Fault diagnosis of practical proton exchange membrane fuel cell system using signal-based techniques

In the past few decades, hydrogen fuel cells have been suggested as an alternative energy source and engineered for a range of applications including automotive, stationary power, and consumer electronics. However, the durability and reliability of hydrogen fuel cells still remain major hurdles for its wider application. Several researchers have investigated the diagnosis of faults in fuel cell systems, various techniques have been performed to detect and isolate fuel cell faults using different measurements, including current, fuel cell voltage, polarization curve, electrochemical impedance spectroscopy, etc.
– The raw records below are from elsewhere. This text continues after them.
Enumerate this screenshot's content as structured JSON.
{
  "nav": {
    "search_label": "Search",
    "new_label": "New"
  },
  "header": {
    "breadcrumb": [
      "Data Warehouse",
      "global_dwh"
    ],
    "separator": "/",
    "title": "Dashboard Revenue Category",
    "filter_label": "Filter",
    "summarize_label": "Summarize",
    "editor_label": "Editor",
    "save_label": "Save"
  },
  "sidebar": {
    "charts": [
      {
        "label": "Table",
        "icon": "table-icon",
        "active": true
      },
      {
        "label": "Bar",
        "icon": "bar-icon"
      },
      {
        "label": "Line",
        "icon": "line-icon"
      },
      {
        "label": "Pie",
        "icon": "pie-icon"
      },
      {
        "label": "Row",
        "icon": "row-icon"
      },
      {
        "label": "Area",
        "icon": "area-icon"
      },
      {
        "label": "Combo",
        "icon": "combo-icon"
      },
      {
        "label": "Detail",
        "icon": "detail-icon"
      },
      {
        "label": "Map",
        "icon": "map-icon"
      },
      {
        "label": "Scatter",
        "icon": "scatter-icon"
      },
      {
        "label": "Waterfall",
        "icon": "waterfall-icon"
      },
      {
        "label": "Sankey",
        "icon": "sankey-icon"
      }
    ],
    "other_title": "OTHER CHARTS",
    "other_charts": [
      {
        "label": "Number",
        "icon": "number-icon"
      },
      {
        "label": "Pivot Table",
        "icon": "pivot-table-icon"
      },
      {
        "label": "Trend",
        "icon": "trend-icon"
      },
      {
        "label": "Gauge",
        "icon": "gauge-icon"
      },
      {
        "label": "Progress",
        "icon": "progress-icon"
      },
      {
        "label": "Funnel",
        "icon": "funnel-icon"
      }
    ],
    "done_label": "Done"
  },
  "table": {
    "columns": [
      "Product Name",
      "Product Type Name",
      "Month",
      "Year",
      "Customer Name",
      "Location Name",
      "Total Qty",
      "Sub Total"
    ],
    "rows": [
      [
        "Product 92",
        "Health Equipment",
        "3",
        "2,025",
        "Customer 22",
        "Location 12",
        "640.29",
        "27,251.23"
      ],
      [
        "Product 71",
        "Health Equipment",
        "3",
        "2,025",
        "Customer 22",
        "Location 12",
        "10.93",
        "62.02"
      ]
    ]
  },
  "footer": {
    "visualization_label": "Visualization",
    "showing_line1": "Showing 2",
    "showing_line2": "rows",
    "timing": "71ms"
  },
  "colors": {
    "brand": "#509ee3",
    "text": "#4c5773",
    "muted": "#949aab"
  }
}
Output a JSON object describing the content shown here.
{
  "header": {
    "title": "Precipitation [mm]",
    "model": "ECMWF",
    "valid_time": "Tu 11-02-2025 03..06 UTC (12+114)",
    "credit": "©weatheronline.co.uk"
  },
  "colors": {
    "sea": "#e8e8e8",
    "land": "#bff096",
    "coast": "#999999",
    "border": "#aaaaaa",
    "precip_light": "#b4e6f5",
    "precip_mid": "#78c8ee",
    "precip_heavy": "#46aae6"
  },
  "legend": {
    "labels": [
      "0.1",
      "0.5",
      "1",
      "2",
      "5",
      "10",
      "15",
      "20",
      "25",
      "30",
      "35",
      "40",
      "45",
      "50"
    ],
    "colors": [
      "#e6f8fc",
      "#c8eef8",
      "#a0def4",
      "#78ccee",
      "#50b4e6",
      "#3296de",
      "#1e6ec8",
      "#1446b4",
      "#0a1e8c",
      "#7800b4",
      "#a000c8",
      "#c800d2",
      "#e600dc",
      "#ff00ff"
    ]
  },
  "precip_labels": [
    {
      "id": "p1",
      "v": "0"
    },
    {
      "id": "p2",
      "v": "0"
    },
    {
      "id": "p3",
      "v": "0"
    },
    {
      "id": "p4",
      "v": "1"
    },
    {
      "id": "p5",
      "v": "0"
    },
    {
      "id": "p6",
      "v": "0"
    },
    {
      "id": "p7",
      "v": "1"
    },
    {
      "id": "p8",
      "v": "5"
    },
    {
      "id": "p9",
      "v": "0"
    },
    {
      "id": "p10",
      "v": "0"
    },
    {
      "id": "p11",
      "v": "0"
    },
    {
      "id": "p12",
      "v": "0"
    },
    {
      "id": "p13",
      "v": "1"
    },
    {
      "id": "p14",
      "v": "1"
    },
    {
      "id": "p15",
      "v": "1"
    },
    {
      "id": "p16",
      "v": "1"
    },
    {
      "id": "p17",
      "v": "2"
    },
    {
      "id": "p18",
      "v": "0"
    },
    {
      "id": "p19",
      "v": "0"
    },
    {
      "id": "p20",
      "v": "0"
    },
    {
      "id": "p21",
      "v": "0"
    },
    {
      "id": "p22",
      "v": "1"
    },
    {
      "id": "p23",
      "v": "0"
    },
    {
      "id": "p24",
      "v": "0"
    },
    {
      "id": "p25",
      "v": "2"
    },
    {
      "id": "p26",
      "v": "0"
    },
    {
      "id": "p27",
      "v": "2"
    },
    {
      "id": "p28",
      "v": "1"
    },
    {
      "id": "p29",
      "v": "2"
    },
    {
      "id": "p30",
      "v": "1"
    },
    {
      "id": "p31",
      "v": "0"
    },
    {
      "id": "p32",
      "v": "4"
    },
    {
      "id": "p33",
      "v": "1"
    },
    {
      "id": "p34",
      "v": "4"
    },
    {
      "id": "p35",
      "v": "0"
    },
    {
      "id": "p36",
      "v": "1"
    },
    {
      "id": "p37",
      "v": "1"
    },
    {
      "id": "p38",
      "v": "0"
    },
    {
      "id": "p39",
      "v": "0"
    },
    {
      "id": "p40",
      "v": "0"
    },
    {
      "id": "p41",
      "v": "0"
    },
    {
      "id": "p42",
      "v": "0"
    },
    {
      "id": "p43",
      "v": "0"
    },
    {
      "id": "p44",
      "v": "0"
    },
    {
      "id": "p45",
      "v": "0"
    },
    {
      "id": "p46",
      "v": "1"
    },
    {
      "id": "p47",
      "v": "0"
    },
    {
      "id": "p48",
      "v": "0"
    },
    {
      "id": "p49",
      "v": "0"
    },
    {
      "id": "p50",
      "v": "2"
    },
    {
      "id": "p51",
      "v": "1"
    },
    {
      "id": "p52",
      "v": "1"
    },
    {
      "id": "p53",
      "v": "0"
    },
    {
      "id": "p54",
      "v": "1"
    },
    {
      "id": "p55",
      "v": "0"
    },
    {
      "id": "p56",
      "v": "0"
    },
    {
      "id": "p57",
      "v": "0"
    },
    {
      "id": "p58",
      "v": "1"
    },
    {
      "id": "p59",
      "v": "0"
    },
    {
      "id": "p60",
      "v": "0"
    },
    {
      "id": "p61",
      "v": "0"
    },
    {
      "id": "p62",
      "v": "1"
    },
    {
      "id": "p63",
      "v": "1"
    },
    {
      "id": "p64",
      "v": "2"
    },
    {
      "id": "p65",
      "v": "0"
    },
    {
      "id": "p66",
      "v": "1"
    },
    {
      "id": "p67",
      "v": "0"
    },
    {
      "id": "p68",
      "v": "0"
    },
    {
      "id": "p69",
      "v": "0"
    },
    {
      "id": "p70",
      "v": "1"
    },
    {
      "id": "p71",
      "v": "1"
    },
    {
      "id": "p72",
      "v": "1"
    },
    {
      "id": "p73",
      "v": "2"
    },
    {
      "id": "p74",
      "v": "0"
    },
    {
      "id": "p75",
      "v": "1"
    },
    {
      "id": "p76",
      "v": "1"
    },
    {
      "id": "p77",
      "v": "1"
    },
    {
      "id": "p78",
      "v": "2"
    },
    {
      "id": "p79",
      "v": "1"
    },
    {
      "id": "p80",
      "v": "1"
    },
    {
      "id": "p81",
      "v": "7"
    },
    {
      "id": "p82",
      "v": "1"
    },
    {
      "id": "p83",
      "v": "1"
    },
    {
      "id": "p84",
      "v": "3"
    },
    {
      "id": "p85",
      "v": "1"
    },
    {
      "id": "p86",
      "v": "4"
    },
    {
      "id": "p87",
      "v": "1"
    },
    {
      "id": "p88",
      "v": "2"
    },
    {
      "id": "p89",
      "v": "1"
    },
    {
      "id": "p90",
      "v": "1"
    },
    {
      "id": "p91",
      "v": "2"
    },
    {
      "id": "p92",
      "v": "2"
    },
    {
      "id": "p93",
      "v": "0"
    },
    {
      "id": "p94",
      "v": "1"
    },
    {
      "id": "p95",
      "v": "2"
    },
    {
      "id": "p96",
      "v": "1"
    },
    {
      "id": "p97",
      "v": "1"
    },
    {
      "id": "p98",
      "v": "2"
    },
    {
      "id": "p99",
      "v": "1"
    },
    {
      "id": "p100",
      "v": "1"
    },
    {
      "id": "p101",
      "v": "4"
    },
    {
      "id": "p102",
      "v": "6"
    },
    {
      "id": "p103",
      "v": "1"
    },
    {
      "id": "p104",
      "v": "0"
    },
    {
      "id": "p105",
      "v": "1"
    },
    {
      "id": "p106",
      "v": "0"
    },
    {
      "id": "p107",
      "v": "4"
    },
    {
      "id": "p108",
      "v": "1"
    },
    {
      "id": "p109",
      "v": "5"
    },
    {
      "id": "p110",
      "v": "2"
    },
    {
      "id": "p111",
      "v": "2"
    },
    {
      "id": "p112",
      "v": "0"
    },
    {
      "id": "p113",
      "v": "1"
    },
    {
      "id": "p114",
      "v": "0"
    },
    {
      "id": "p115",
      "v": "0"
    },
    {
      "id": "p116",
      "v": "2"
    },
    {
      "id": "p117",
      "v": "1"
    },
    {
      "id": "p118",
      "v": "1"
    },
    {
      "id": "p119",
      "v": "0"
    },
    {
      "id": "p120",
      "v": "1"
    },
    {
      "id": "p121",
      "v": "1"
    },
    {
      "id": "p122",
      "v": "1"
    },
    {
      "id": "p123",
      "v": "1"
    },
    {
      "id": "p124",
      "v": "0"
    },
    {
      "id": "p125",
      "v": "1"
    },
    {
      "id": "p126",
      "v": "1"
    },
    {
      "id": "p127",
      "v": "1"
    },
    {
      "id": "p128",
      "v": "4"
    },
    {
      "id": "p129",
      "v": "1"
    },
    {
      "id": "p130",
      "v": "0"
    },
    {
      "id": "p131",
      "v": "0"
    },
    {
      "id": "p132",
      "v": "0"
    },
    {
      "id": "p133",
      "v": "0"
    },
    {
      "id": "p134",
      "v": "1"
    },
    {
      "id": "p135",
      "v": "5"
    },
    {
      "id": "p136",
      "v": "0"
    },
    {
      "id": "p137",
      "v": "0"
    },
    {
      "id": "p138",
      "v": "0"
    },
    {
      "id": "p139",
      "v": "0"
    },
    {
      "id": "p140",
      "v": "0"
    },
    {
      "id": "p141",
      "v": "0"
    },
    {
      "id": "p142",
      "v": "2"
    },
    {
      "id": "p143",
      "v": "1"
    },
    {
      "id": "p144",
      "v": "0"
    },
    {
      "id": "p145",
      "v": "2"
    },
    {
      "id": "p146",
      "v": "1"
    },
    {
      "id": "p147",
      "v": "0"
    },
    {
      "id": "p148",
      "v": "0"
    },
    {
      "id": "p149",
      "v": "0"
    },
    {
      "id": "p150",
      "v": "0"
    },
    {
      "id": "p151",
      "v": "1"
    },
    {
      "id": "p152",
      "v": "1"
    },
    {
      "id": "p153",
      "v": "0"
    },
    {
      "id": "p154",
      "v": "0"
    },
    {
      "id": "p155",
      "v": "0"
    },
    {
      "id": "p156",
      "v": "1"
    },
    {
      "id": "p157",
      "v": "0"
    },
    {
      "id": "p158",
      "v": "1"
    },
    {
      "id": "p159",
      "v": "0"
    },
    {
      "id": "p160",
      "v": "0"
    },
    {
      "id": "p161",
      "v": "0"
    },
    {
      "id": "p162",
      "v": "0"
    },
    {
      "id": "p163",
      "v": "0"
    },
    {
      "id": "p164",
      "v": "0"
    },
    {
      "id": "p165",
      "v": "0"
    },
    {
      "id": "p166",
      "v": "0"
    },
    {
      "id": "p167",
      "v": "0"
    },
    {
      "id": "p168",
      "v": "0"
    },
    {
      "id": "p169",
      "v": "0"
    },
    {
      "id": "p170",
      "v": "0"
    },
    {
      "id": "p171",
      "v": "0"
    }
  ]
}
However, in practical fuel cell systems, a series of sensors will be used to capture the system performance, thus the information contained in these sensors should be fully utilized for reliable diagnostic results. In this paper, a diagnosis procedure will be applied to practical fuel cell systems under the combined load condition. After collecting a series of measurements from the system, two techniques, principle component analysis (PCA) and Fisher linear discriminant analysis (LDA), are used to reduce the dimension of the original dataset, then coefficients are extracted from the reduced dataset using wavelet packet (WP) transform to form features for diagnosis. Results demonstrate that with the proposed procedure, different states of fuel cell system can be distinguished with good quality.